B) utilize exogenous regulatory element to replace the regulatory region of the endogenous gene containing the nucleotide sequence be selected from the group of above-mentioned (1) ~ (3) a) in vegetable cell, make this gene process LAN in this cell;

Ii) transformed plant cells obtained in above-mentioned operation i) is grown under being suitable for making plant materials by the condition of this cell regeneration, obtain the operation of conversion of plant body.

The manufacture method of 11. conversion of plant bodies as claimed in claim 10, wherein, the nucleotides sequence of described (1) is classified as the coding region nucleotide sequence of the nucleotide sequence shown in sequence numbering 1,3,5 or 7.

The manufacture method of 12. conversion of plant bodies as claimed in claim 10, wherein, the sequence homology in described (2) is more than 80%.

The manufacture method of 13. conversion of plant bodies as claimed in claim 10, wherein, environmental stress is high temperature stress.

The manufacture method of 14. conversion of plant bodies as claimed in claim 10, wherein, described conversion of plant body is the form of seed.

The manufacture method of 15. conversion of plant bodies as claimed in claim 10, wherein, described conversion of plant body is the form of seedling.

The manufacture method of 16. conversion of plant bodies as claimed in claim 10, wherein, described conversion of plant body is the form of callus.

The manufacture method of 17. conversion of plant bodies as claimed in claim 10, wherein, described conversion of plant body is dicotyledons.
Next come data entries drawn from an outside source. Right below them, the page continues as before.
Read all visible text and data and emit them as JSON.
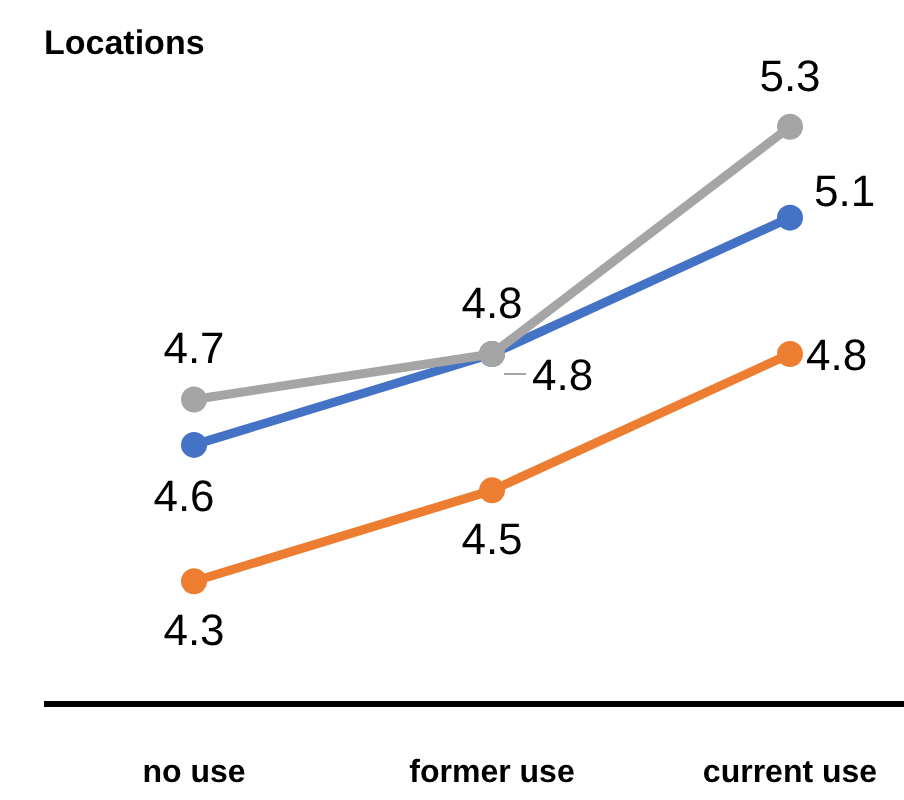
{
  "chart_data": {
    "type": "line",
    "title": "Locations",
    "categories": [
      "no use",
      "former use",
      "current use"
    ],
    "series": [
      {
        "color": "#4472c4",
        "values": [
          4.6,
          4.8,
          5.1
        ]
      },
      {
        "color": "#ed7d31",
        "values": [
          4.3,
          4.5,
          4.8
        ]
      },
      {
        "color": "#a5a5a5",
        "values": [
          4.7,
          4.8,
          5.3
        ]
      }
    ],
    "data_labels": true,
    "marker": "circle",
    "grid": false
  }
}
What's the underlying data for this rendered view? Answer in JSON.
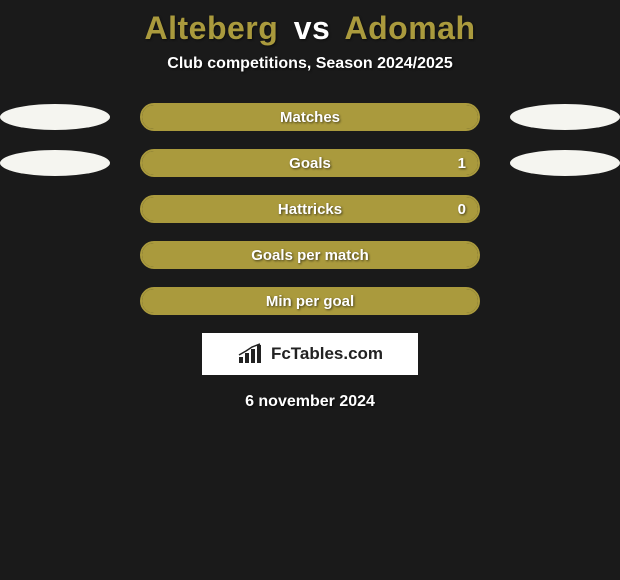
{
  "title": {
    "player1": "Alteberg",
    "vs": "vs",
    "player2": "Adomah",
    "player1_color": "#aa9a3d",
    "player2_color": "#aa9a3d"
  },
  "subtitle": "Club competitions, Season 2024/2025",
  "background_color": "#1a1a1a",
  "bar_border_color": "#aa9a3d",
  "bar_fill_color": "#aa9a3d",
  "ellipse_color": "#f5f5f0",
  "stats": [
    {
      "label": "Matches",
      "value": "",
      "fill_pct": 100,
      "left_ellipse": true,
      "right_ellipse": true
    },
    {
      "label": "Goals",
      "value": "1",
      "fill_pct": 100,
      "left_ellipse": true,
      "right_ellipse": true
    },
    {
      "label": "Hattricks",
      "value": "0",
      "fill_pct": 100,
      "left_ellipse": false,
      "right_ellipse": false
    },
    {
      "label": "Goals per match",
      "value": "",
      "fill_pct": 100,
      "left_ellipse": false,
      "right_ellipse": false
    },
    {
      "label": "Min per goal",
      "value": "",
      "fill_pct": 100,
      "left_ellipse": false,
      "right_ellipse": false
    }
  ],
  "logo": {
    "brand": "FcTables.com"
  },
  "date": "6 november 2024"
}
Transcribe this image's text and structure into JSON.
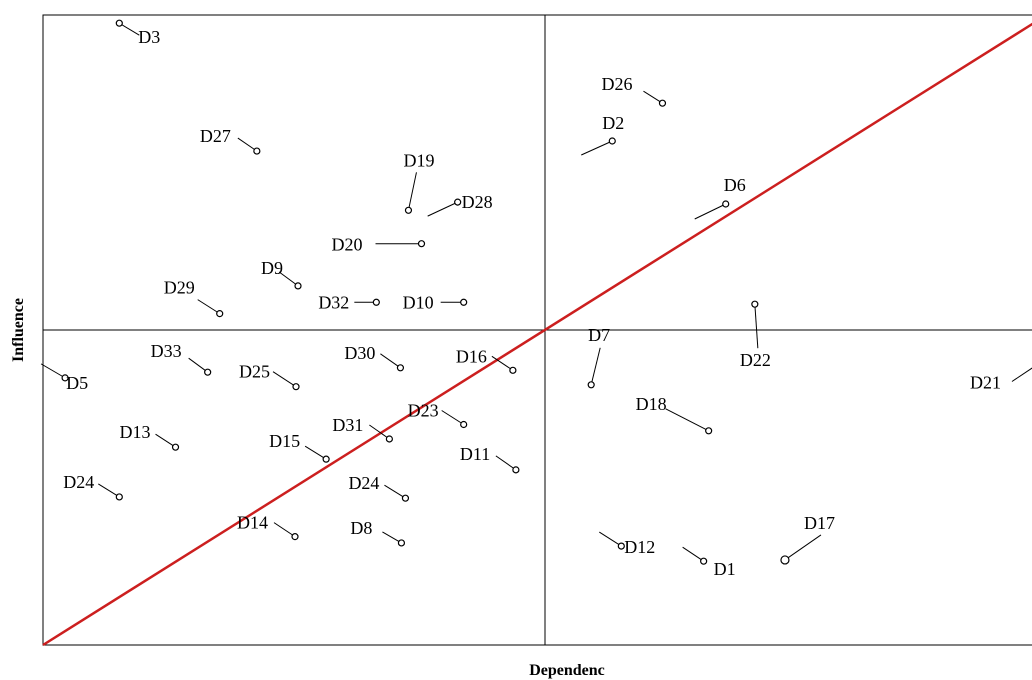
{
  "chart_data": {
    "type": "scatter",
    "title": "",
    "xlabel": "Dependenc",
    "ylabel": "Influence",
    "xlim": [
      0,
      1
    ],
    "ylim": [
      0,
      1
    ],
    "grid": false,
    "legend": "none",
    "colors": {
      "diagonal": "#cc1f1f",
      "axes": "#000000",
      "points": "#000000"
    },
    "quadrant_dividers": {
      "x": 0.5,
      "y": 0.5
    },
    "diagonal": {
      "from": [
        0,
        0
      ],
      "to": [
        1,
        1
      ]
    },
    "points": [
      {
        "label": "D3",
        "x": 0.076,
        "y": 0.987
      },
      {
        "label": "D26",
        "x": 0.617,
        "y": 0.86
      },
      {
        "label": "D2",
        "x": 0.567,
        "y": 0.8
      },
      {
        "label": "D27",
        "x": 0.213,
        "y": 0.784
      },
      {
        "label": "D19",
        "x": 0.364,
        "y": 0.69
      },
      {
        "label": "D28",
        "x": 0.413,
        "y": 0.703
      },
      {
        "label": "D6",
        "x": 0.68,
        "y": 0.7
      },
      {
        "label": "D20",
        "x": 0.377,
        "y": 0.637
      },
      {
        "label": "D9",
        "x": 0.254,
        "y": 0.57
      },
      {
        "label": "D29",
        "x": 0.176,
        "y": 0.526
      },
      {
        "label": "D32",
        "x": 0.332,
        "y": 0.544
      },
      {
        "label": "D10",
        "x": 0.419,
        "y": 0.544
      },
      {
        "label": "D22",
        "x": 0.709,
        "y": 0.541
      },
      {
        "label": "D7",
        "x": 0.546,
        "y": 0.413
      },
      {
        "label": "D5",
        "x": 0.022,
        "y": 0.424
      },
      {
        "label": "D33",
        "x": 0.164,
        "y": 0.433
      },
      {
        "label": "D25",
        "x": 0.252,
        "y": 0.41
      },
      {
        "label": "D30",
        "x": 0.356,
        "y": 0.44
      },
      {
        "label": "D16",
        "x": 0.468,
        "y": 0.436
      },
      {
        "label": "D21",
        "x": 0.995,
        "y": 0.45
      },
      {
        "label": "D18",
        "x": 0.663,
        "y": 0.34
      },
      {
        "label": "D23",
        "x": 0.419,
        "y": 0.35
      },
      {
        "label": "D13",
        "x": 0.132,
        "y": 0.314
      },
      {
        "label": "D31",
        "x": 0.345,
        "y": 0.327
      },
      {
        "label": "D15",
        "x": 0.282,
        "y": 0.295
      },
      {
        "label": "D11",
        "x": 0.471,
        "y": 0.278
      },
      {
        "label": "D24",
        "x": 0.076,
        "y": 0.235
      },
      {
        "label": "D24",
        "x": 0.361,
        "y": 0.233
      },
      {
        "label": "D14",
        "x": 0.251,
        "y": 0.172
      },
      {
        "label": "D8",
        "x": 0.357,
        "y": 0.162
      },
      {
        "label": "D12",
        "x": 0.576,
        "y": 0.157
      },
      {
        "label": "D1",
        "x": 0.658,
        "y": 0.133
      },
      {
        "label": "D17",
        "x": 0.739,
        "y": 0.135
      }
    ]
  }
}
The manufacture method of 18. conversion of plant bodies as claimed in claim 10, wherein, described conversion of plant body is monocotyledons.
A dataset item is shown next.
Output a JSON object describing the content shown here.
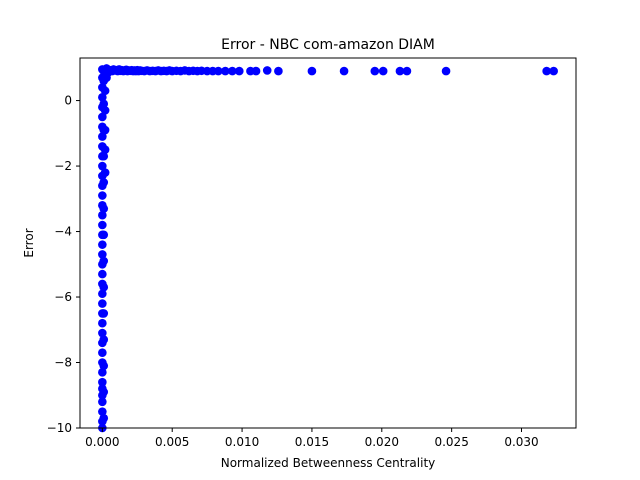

19. 1 kinds of methods improving the patience of plant materials response environment stress, it comprise following a) or b),

A) utilize the expression vector containing the nucleotide sequence be selected from following group to carry out transfection in the cell of plant materials, make the gene process LAN in this cell containing this nucleotide sequence:

(1) nucleotide sequence of the protein of coding containing the aminoacid sequence shown in sequence numbering 2,4,6 or 8;

(2) nucleotide sequence of following proteins of encoding, the aminoacid sequence shown in this protein and sequence numbering 2,4,6 or 8 has the sequence homology of more than 60%, and has the ability with DREB2A protein bound; With

(3) following nucleotide sequence: this nucleotide sequence with containing with the nucleic acid hybridize under stringent condition of the nucleotide sequence of the nucleotide sequence complementary shown in sequence numbering 1,3,5,7,14,15,16 or 17, and coding has the protein with the ability of DREB2A protein bound;

B) utilizing exogenous regulatory element to replace the regulatory region of the endogenous gene of the intracellular nucleotide sequence containing being selected from the group of above-mentioned (1) ~ (3) a) of plant materials, making this gene process LAN in this cell.

20. methods described in claim 19, wherein, the nucleotides sequence of described (1) is classified as the coding region nucleotide sequence of the nucleotide sequence shown in sequence numbering 1,3,5 or 7.

21. methods described in claim 19, wherein, the sequence homology in described (2) is more than 80%.

22. methods described in claim 19, wherein, environmental stress is high temperature stress.

23. methods described in claim 19, wherein, described plant materials is the form of seed.

24. methods described in claim 19, wherein, described plant materials is the form of seedling.

25. methods described in claim 19, wherein, described plant materials is the form of callus.

26. methods described in claim 19, wherein, described plant materials is dicotyledons.

27. methods described in claim 19, wherein, described plant materials is monocotyledons.